Chinese Banks’ Record Loan Issuance Amid Economic Slowdown in 2023


  • Chinese banks are predicted to have authorized net new yuan loans worth 1.40 trillion yuan ($195.55 billion) last month.
  • This is an increase from the 1.09 trillion yuan in November and nearly similar to the levels seen during the same period last year.
  • Forecasts for December suggest that total new lending this year would reach 22.98 trillion yuan, close to the economy size of the UK.
  • The economic recovery of the world’s second-largest economy continues to falter due to weak consumer and business confidence, local government debts, and a significant property crisis.
  • The People’s Bank of China (PBOC) is expected to introduce further easing measures to support the economy, specifically addressing deflationary pressures and the property slump.
  • Five major Chinese banks have decreased interest rates on some deposits, signaling a possible policy rate cut by the PBOC soon.

The Economic Climate in China

Despite a small uptick in lending activity, China’s economy continues to face challenges.

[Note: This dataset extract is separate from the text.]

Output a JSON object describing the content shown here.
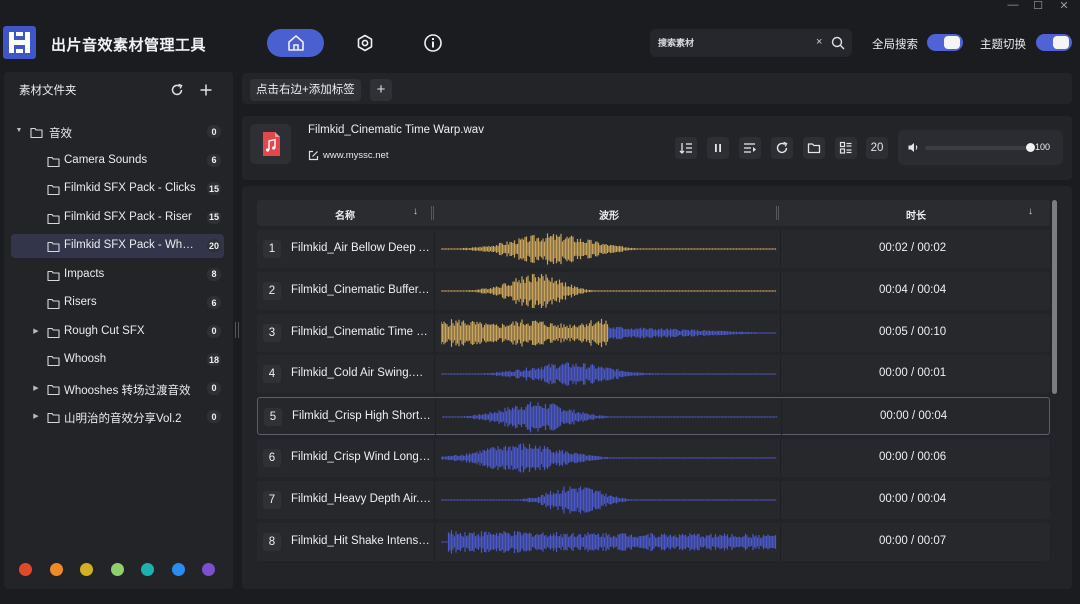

After an insufficient post-pandemic boost, both consumer and business confidence remain low. Simultaneously, local governments are struggling with massive debts, and a severe property crunch is dragging down construction and investment operations.

The Role of the PBOC

The central bank, the PBOC, is expected to announce additional easing measures to prop up the ailing economy. Among the policy tools at its disposal are open market operations, reserve requirements, and the medium-term lending facility (MLF). These measures are deemed necessary to stimulate reasonable credit growth.

Looking Forward

In the face of these challenges, analysts are projecting China’s economic growth to stick to the government’s target of around 5% in 2023. If the government ups its bond issuance, this could further boost total social financing (TSF), which measures credit and liquidity levels.

Outstanding TSF at the end of November was 9.4% higher than the previous year, a slight increase compared with 9.3% at the end of October.

The finance ministry reported that local governments issued a net 3.86 trillion yuan in special bonds from January to November.

Overall, the TSF for December is projected to decrease to 2.20 trillion yuan, down from 2.45 trillion yuan in November.

In money exchange terms, $1 equals 7.1593 yuan, or alternatively, $1 equals 7.1592 Chinese yuan renminbi.

This economic landscape presents several implications for currency trading, particularly involving assets tied to the Chinese yuan or industries affected by China’s current economic conditions.